The Cleveland officer who said he was following police training protocol when he shot and killed Tamir Rice wants his job back.

Attorneys for Timothy Loehmann and for the City of Cleveland head to arbitration on Wednesday.

Loehmann was fired for what Cleveland attorneys say was essentially lying on his application. Something they never knew until after Tamir Rice was shot.

November 22, 2014. It was the story of a 12-year-old shot heard round the world.

An epicenter at Cudell Recreation Center on Cleveland's west side that would prompt widespread protests.

Loehmann was one of the Cleveland cops responding to calls of what they thought was an 18-year-old pointing a gun at people in the park outside Cudell.

2 seconds after opening the cruiser door, Loehman fires

"It was that quick. I was about like this and that's when I had to fire two shots and attempt to gain cover," Loehmann explained as he reenacted the position he took before he fired.

It turned out to be a realistic looking pellet gun.

Loehmann said all along he thought Rice was reaching for a gun in his waistband.

"I believed there was a threat to me and my partner.
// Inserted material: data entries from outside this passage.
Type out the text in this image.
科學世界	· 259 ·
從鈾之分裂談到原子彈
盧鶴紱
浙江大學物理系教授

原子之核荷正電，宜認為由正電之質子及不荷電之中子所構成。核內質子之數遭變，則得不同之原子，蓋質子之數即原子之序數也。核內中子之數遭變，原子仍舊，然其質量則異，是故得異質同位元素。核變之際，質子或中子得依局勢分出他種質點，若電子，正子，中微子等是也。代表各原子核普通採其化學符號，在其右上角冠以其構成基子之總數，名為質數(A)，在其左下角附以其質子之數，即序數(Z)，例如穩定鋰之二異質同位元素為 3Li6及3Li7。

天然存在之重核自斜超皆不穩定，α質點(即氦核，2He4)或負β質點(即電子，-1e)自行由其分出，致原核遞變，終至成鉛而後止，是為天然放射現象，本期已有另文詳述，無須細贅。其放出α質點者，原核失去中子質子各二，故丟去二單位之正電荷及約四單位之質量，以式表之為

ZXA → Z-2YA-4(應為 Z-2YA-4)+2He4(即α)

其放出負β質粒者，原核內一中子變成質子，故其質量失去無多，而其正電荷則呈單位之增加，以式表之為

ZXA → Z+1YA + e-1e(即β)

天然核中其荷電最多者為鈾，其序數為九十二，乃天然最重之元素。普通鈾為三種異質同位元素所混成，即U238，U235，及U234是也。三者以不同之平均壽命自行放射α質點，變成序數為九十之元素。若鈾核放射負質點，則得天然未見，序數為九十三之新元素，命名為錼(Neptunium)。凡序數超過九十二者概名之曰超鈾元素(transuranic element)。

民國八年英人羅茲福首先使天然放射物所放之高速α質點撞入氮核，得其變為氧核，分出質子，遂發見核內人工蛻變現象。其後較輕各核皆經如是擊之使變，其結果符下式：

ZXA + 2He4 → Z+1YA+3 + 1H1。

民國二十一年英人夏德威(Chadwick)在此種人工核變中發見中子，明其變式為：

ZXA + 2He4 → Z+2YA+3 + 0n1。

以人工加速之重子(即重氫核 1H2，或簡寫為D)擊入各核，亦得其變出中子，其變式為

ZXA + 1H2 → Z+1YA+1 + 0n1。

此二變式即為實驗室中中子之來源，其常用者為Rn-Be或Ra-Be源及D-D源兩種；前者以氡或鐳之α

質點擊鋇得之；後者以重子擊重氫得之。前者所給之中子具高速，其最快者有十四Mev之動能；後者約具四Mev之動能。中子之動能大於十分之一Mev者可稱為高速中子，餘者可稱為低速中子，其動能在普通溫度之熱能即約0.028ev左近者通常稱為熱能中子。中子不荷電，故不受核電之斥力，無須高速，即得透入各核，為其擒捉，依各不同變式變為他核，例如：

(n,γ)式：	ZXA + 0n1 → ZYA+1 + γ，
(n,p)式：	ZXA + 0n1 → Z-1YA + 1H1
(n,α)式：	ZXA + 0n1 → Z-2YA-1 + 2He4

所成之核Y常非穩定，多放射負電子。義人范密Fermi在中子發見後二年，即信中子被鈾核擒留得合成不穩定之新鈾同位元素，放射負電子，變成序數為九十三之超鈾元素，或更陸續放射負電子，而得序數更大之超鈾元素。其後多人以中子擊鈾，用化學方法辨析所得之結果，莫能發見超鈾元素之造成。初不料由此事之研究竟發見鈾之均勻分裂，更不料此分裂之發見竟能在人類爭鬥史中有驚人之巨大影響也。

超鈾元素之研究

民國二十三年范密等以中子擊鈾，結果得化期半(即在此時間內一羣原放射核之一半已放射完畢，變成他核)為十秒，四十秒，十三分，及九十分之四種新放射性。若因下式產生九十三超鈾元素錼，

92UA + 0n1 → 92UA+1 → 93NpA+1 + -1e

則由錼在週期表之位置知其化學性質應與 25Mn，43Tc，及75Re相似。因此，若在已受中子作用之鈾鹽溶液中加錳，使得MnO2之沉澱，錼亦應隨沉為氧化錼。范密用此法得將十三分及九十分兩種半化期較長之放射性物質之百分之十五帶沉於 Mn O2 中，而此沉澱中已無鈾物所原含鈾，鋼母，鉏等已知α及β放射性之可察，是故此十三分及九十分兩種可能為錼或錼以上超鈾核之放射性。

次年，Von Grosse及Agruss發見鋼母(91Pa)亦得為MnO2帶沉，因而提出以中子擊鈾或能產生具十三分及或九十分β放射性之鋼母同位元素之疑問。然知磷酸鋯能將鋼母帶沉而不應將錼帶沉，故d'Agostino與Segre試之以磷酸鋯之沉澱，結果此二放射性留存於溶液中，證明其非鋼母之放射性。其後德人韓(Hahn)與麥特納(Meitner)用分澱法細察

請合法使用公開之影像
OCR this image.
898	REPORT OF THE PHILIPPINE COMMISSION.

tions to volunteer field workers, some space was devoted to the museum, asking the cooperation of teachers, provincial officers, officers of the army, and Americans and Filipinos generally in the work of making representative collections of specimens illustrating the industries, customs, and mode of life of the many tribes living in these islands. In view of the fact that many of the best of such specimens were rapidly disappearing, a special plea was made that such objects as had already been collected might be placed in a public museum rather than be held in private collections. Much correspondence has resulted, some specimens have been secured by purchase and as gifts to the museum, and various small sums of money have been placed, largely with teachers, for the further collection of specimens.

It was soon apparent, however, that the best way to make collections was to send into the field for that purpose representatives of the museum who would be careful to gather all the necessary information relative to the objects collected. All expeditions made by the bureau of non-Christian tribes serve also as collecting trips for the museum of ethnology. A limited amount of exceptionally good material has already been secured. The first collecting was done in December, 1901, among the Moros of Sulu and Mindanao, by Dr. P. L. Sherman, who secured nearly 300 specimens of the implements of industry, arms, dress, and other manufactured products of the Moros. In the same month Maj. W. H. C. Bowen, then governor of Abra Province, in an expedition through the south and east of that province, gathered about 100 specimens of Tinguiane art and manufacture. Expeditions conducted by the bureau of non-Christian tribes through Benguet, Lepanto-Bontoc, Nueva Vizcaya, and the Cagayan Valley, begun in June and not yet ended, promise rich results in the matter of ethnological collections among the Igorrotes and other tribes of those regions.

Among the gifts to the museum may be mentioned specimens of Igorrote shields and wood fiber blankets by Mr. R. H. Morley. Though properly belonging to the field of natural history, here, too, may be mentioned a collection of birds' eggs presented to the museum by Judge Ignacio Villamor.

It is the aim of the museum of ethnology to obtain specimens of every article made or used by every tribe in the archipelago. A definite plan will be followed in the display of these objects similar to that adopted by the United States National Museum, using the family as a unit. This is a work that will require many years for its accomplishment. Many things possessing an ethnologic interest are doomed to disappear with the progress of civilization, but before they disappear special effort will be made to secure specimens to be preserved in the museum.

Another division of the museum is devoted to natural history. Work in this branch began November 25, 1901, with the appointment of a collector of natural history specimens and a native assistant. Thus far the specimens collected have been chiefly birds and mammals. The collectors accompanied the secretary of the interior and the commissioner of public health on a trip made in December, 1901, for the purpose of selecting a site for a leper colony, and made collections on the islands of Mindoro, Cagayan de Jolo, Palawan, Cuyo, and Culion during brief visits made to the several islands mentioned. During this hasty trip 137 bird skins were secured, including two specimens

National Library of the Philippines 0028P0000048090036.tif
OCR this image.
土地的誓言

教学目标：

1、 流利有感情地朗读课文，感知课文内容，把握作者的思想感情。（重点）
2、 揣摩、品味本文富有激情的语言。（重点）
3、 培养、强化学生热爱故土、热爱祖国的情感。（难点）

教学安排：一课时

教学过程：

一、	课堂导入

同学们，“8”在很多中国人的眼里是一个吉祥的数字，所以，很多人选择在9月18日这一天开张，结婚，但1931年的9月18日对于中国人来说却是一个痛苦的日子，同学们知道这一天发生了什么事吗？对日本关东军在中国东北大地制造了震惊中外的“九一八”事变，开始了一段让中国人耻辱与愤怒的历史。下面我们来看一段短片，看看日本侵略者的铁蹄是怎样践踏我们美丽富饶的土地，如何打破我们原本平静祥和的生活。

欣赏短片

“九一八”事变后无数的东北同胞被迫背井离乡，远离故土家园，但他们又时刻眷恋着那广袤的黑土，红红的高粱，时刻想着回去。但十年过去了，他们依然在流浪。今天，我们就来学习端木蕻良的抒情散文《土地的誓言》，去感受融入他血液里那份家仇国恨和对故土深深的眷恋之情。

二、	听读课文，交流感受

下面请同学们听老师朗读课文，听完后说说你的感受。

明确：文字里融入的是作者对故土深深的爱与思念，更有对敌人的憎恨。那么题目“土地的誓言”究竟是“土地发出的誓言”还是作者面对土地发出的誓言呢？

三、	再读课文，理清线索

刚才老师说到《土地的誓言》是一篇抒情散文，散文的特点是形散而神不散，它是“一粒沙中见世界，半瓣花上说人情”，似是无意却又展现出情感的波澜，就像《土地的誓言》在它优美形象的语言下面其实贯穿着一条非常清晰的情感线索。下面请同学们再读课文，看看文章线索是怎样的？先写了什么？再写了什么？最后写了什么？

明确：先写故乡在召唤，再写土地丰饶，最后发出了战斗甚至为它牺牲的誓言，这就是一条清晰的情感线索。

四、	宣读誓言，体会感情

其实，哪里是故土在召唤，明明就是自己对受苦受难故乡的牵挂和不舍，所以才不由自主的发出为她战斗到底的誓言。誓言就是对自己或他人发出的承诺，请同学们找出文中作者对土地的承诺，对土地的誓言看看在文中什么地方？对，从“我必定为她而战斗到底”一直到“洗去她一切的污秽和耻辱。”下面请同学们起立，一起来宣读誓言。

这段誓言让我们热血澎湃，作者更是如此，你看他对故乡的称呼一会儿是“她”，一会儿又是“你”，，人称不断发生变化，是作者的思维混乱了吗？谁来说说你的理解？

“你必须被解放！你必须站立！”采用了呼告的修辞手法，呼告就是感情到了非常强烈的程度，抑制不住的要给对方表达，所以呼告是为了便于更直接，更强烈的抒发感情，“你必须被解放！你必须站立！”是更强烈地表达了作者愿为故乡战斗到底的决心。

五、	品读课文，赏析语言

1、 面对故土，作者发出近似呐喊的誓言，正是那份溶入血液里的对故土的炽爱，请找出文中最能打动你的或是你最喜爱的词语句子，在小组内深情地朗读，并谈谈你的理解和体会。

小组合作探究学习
That he was acting to kill us or harm us,” said Loehmann.

Here's how the timeline played out:

December 2015.

No indictment.

A grand jury decides no criminal charges for Loehmann.

April 2016.

City of Cleveland pays Tamir Rice's family $6 million to settle a federal lawsuit.

May 2017.

The City of Cleveland fires Loehmann for leaving out important information out on his 2013 application to be a Cleveland cop.

In a previous job, Independence police supervisors wanted to fire him, citing instances of insubordination, lying and an "inability to emotionally function.".

Loehmann was allowed to resign.

He was on the Cleveland police force fewer than eight months, and was still on probation when Rice was shot.